What has been the European Union’s response to the events in Catalonia?
This whole issue is very uncomfortable for the European leadership. The last thing they want is this sort of conflict in Spain. The Catalan pro-independence movement is very pro-Europe, and Spain is also very pro-Europe. From the Catalan side, European mediation would be very welcome. The Spanish government doesn’t want European mediation at all. But at this point, Europe is implicated because of the exiled Catalan politicians. For the Spanish government, it’s a slap on the face that the exiled Catalan leadership has not been extradited to Spain. [This spring, a German court rejected Spain’s request to extradite Puigdemont on charges of rebellion, and a Belgian court rejected to extradite three former Catalan ministers on charges of rebellion and misappropriation of public funds.]

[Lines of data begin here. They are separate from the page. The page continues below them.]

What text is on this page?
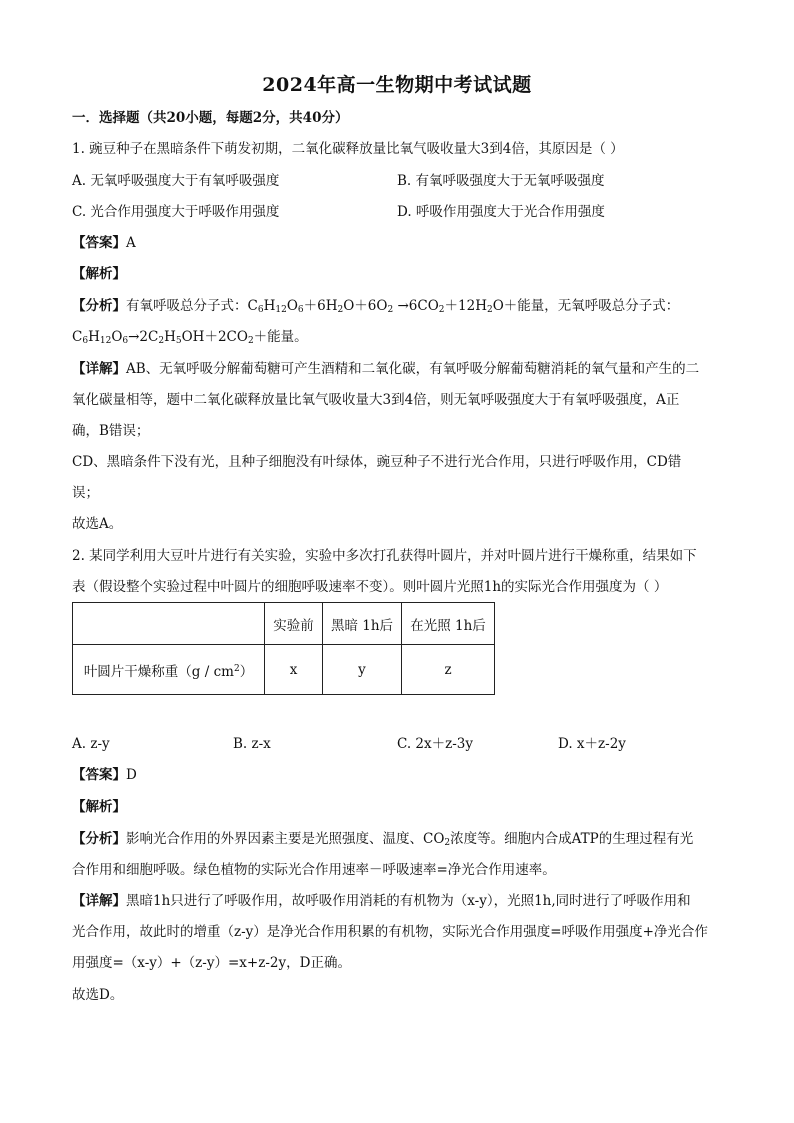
2024年高一生物期中考试试题
一．选择题（共20小题，每题2分，共40分）
1. 豌豆种子在黑暗条件下萌发初期，二氧化碳释放量比氧气吸收量大3到4倍，其原因是（ ）
A. 无氧呼吸强度大于有氧呼吸强度	B. 有氧呼吸强度大于无氧呼吸强度
C. 光合作用强度大于呼吸作用强度	D. 呼吸作用强度大于光合作用强度
【答案】A
【解析】
【分析】有氧呼吸总分子式：$C_6H_{12}O_6+6H_2O+6O_2 \to 6CO_2+12H_2O+$能量，无氧呼吸总分子式：
$C_6H_{12}O_6\to 2C_2H_5OH+2CO_2+$能量。
【详解】AB、无氧呼吸分解葡萄糖可产生酒精和二氧化碳，有氧呼吸分解葡萄糖消耗的氧气量和产生的二
氧化碳量相等，题中二氧化碳释放量比氧气吸收量大3到4倍，则无氧呼吸强度大于有氧呼吸强度，A正
确，B错误；
CD、黑暗条件下没有光，且种子细胞没有叶绿体，豌豆种子不进行光合作用，只进行呼吸作用，CD错
误；
故选A。
2. 某同学利用大豆叶片进行有关实验，实验中多次打孔获得叶圆片，并对叶圆片进行干燥称重，结果如下
表（假设整个实验过程中叶圆片的细胞呼吸速率不变）。则叶圆片光照1h的实际光合作用强度为（ ）
	实验前	黑暗 1h后	在光照 1h后
叶圆片干燥称重$(g / cm^2)$	x	y	z
A. z-y	B. z-x	C. 2x＋z-3y	D. x＋z-2y
【答案】D
【解析】
【分析】影响光合作用的外界因素主要是光照强度、温度、$CO_2$浓度等。细胞内合成ATP的生理过程有光
合作用和细胞呼吸。绿色植物的实际光合作用速率－呼吸速率=净光合作用速率。
【详解】黑暗1h只进行了呼吸作用，故呼吸作用消耗的有机物为（x-y），光照1h,同时进行了呼吸作用和
光合作用，故此时的增重（z-y）是净光合作用积累的有机物，实际光合作用强度=呼吸作用强度+净光合作
用强度=（x-y）+（z-y）=x+z-2y，D正确。
故选D。
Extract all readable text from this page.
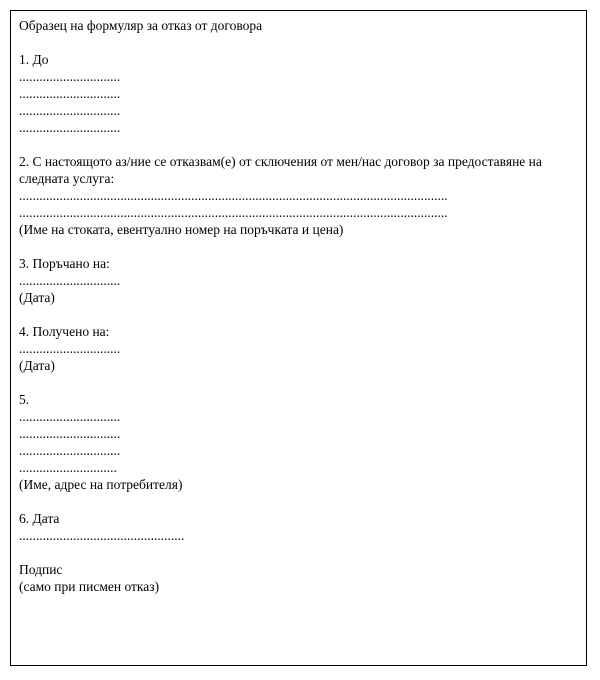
Образец на формуляр за отказ от договора
1. До
..............................
..............................
..............................
..............................
2. С настоящото аз/ние се отказвам(е) от сключения от мен/нас договор за предоставяне на следната услуга:
...............................................................................................................................
...............................................................................................................................
(Име на стоката, евентуално номер на поръчката и цена)
3. Поръчано на:
..............................
(Дата)
4. Получено на:
..............................
(Дата)
5.
..............................
..............................
..............................
.............................
(Име, адрес на потребителя)
6. Дата
.................................................
Подпис
(само при писмен отказ)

The judiciary in Europe will have a lot to say and have a very strong influence on what happens in Spain, but the most desirable thing would be for some discreet European mediation. I don’t know, but it could be that some of that has been going on already. When the Spanish government imposed direct rule in Catalonia on October 27, it also, to everybody’s surprise, called for elections on December 21, which was very welcomed. One possible explanation is that Europe told the Spanish government that it needed to be proportionate and sensible in this conflict.
Do you see a resolution to the ongoing political crisis in Catalonia? And what do you hope to have happen?
I think we’ll have to contemplate the future in two phases: The first is the phase of the normalization of the situation. I think that that may happen in a year or two. The new Catalan government has to administer what it can administer—which is a lot. What I hope from the Catalan side is that there is a government committed to not taking any unilateral measures and to being within the bounds of the law, even if it does not agree with how the law is interpreted. What I hope from the Spanish side is that there is an effort to end the repression of the pro-independence movement. Right now, the situation is more poisoned than it used to be because there are people who had been completely peaceful but are kept in jail without bail 700 kilometers away from their families; there are people in exile. The Spanish government doesn’t see the pro-independence movement as legitimate and is making a huge effort to describe it as a violent movement, which is ridiculous. So, first, there will need to be a phase where both sides come to a point of “agreeing to disagree.”
After this “agreeing to disagree” phase, I would hope that there is a negotiation and that some kind of substantial arrangement can be found. It may imply a vote in the whole of Spain, or it may be a vote in Catalonia. But if it’s a vote in the whole of Spain, it’s very important that the reform of the constitution, or whatever is put to a vote, is accepted by a majority of Catalans.
Anything else that you think people should know about Catalonia?
I want to emphasize that the conflict is at the political superstructure level. Meanwhile, the economy is doing fine, Barcelona is doing fine, and FC Barcelona, which won the Spanish soccer league this year, is doing fine. If you were to come to Barcelona, you would find the usual vibrant, entrepreneurial, and prosperous city.